Diagnostic estimation and evaluation of uncertainty of nutrient limitation of phytoplankton growth in Michaelis-Menten functional form

Taketo Hashioka, JAMSTEC, RIGC, Yokosuka, Japan and Maki Noguchi Aita, Japan Agency for Marine-Earth Science and Technology, Research Institute for Global Change, Yokosuka, Japan
Abstract:
Phytoplankton growth is controlled by temperature, light, and nutrient conditions at a viewpoint of bottom-up control. While temperature and light conditions provide latitudinal gradience of phytoplankton growth at the sea surface in the global view, nutrient limitation characterizes the regional and seasonal complex structures of phytoplankton growth in a relationship between nutrient demand of phytoplankton and stoichiometry of nutrient concentrations in seawater. Michaelis-Menten functional form (MM) is the most widely used relationship of nutrient limitation of phytoplankton growth in large-scale ecosystem models. In MM functional form, the choice of the parameter value of a half-saturation constant is a crucial point for controlling the strength of nutrient limitation.
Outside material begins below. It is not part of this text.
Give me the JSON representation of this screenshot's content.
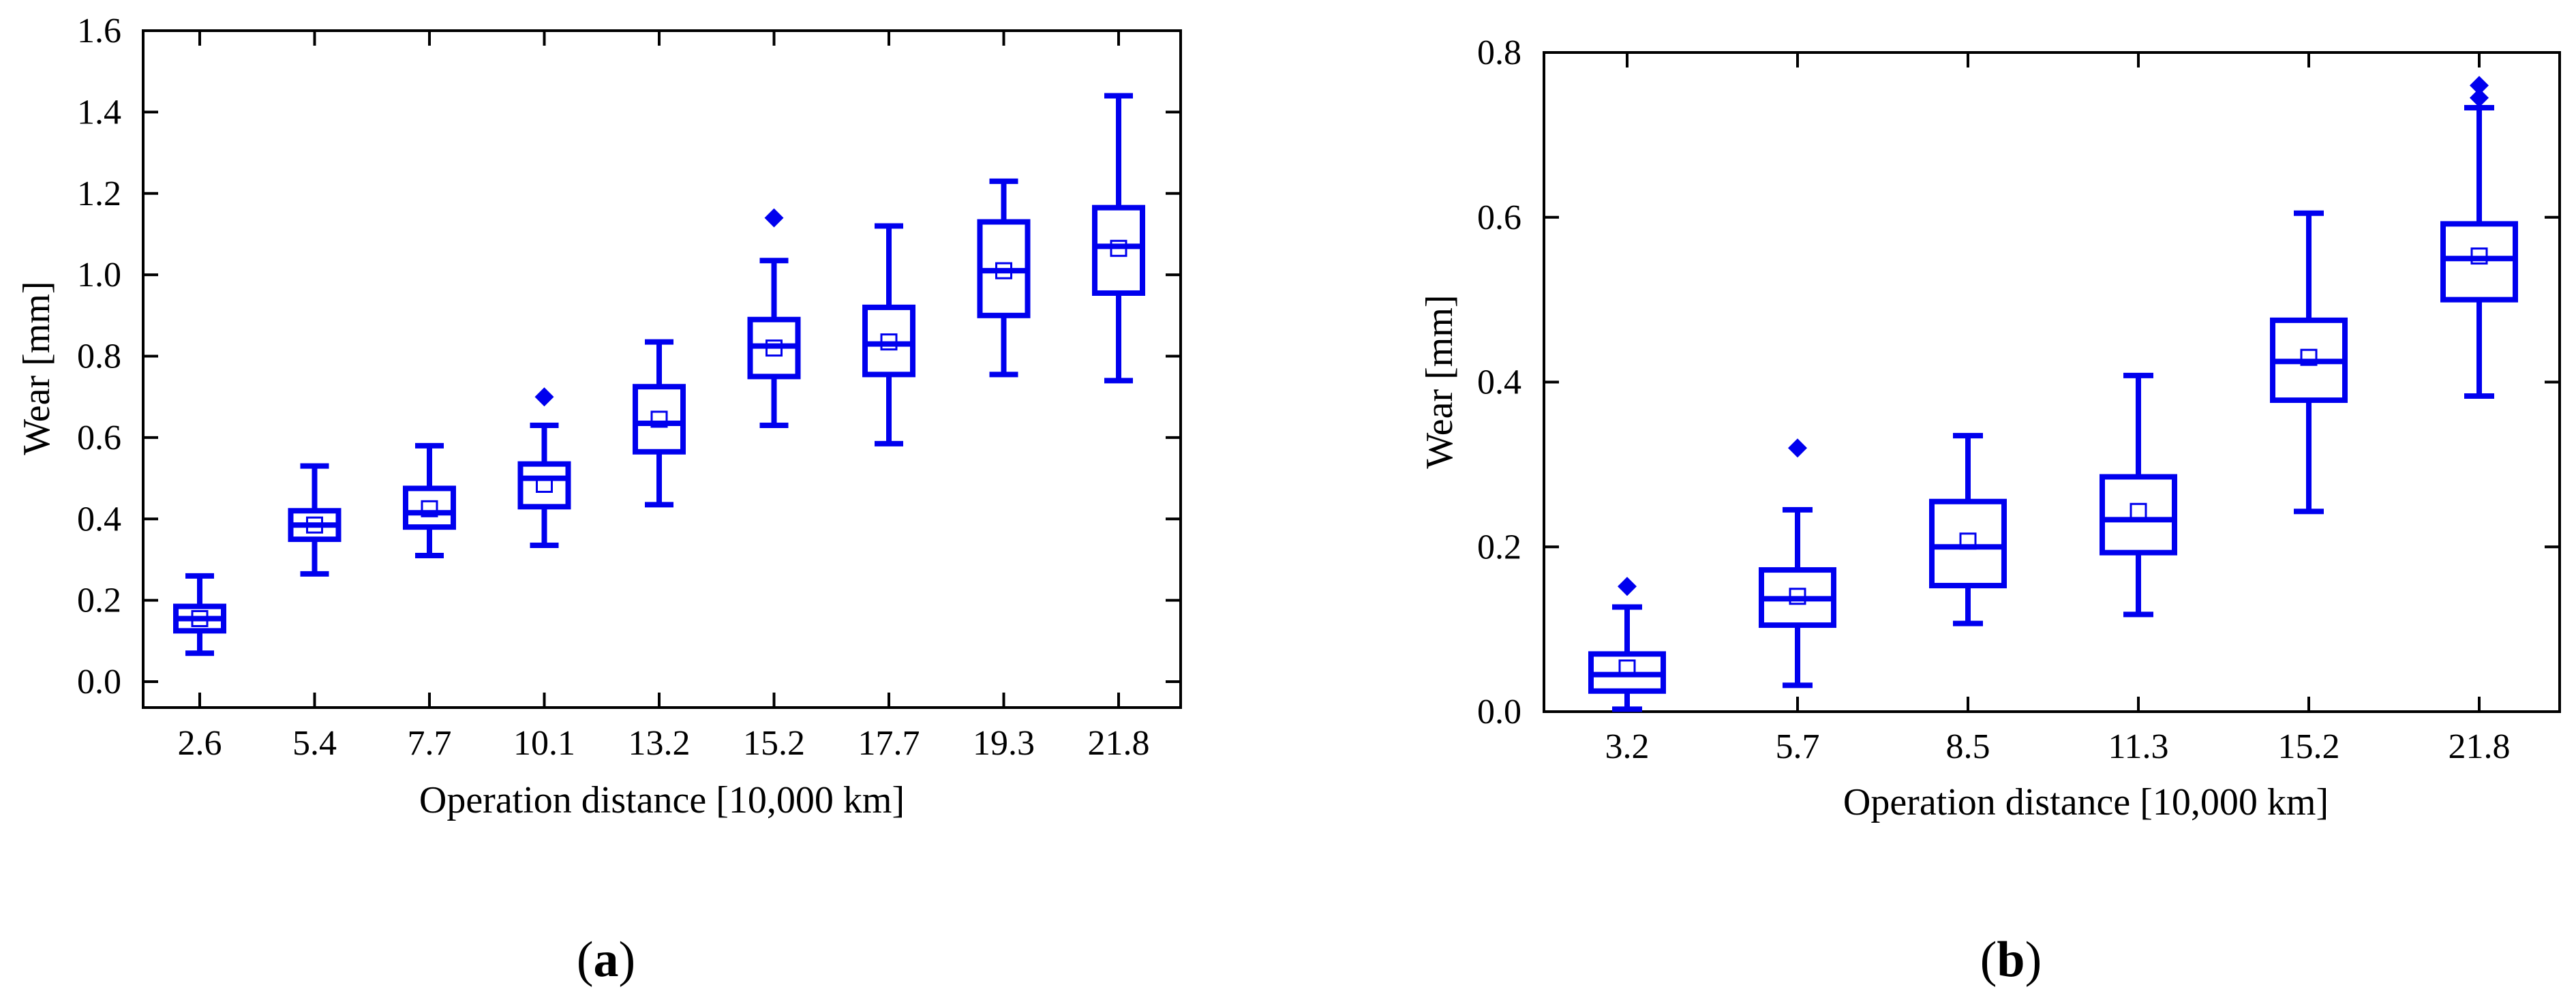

In general, the half-saturation constant increase with the size of the phytoplankton cell depending on the surface-to-volume ratio by diffusive hypothesis, and wide ranges of values are reported from observational studies. On the other hand, most of Plankton Functional Types (PFT) models represent a phytoplankton type as one representative PFT with one global parameter. The parameter value is chosen in the observed range as the most reasonable value that could reproduce observed chl-a or nutrient concentration in each model. As a result, there are uncertainties of the global pattern of nutrient limitation among models. In this study, we diagnostically estimated the nutrient limitation using a various parameter set of different global PFT models from CMIP5 (Coupled Model Intercomparison Project) together with the observation-based nutrient concentrations (World Ocean Atlas for macronutrient and multi-model median for dissolved iron and ammonium concentration). Then we show a climatological view of nutrient limitation as a model ensemble and uncertainties and robustness of estimation of nutrient limitation in the current PFT models with MM functional form. We also diagnostically estimated future changes of nutrient limitation as a multi-model ensemble using future changes of nutrient concentration of CMIP5.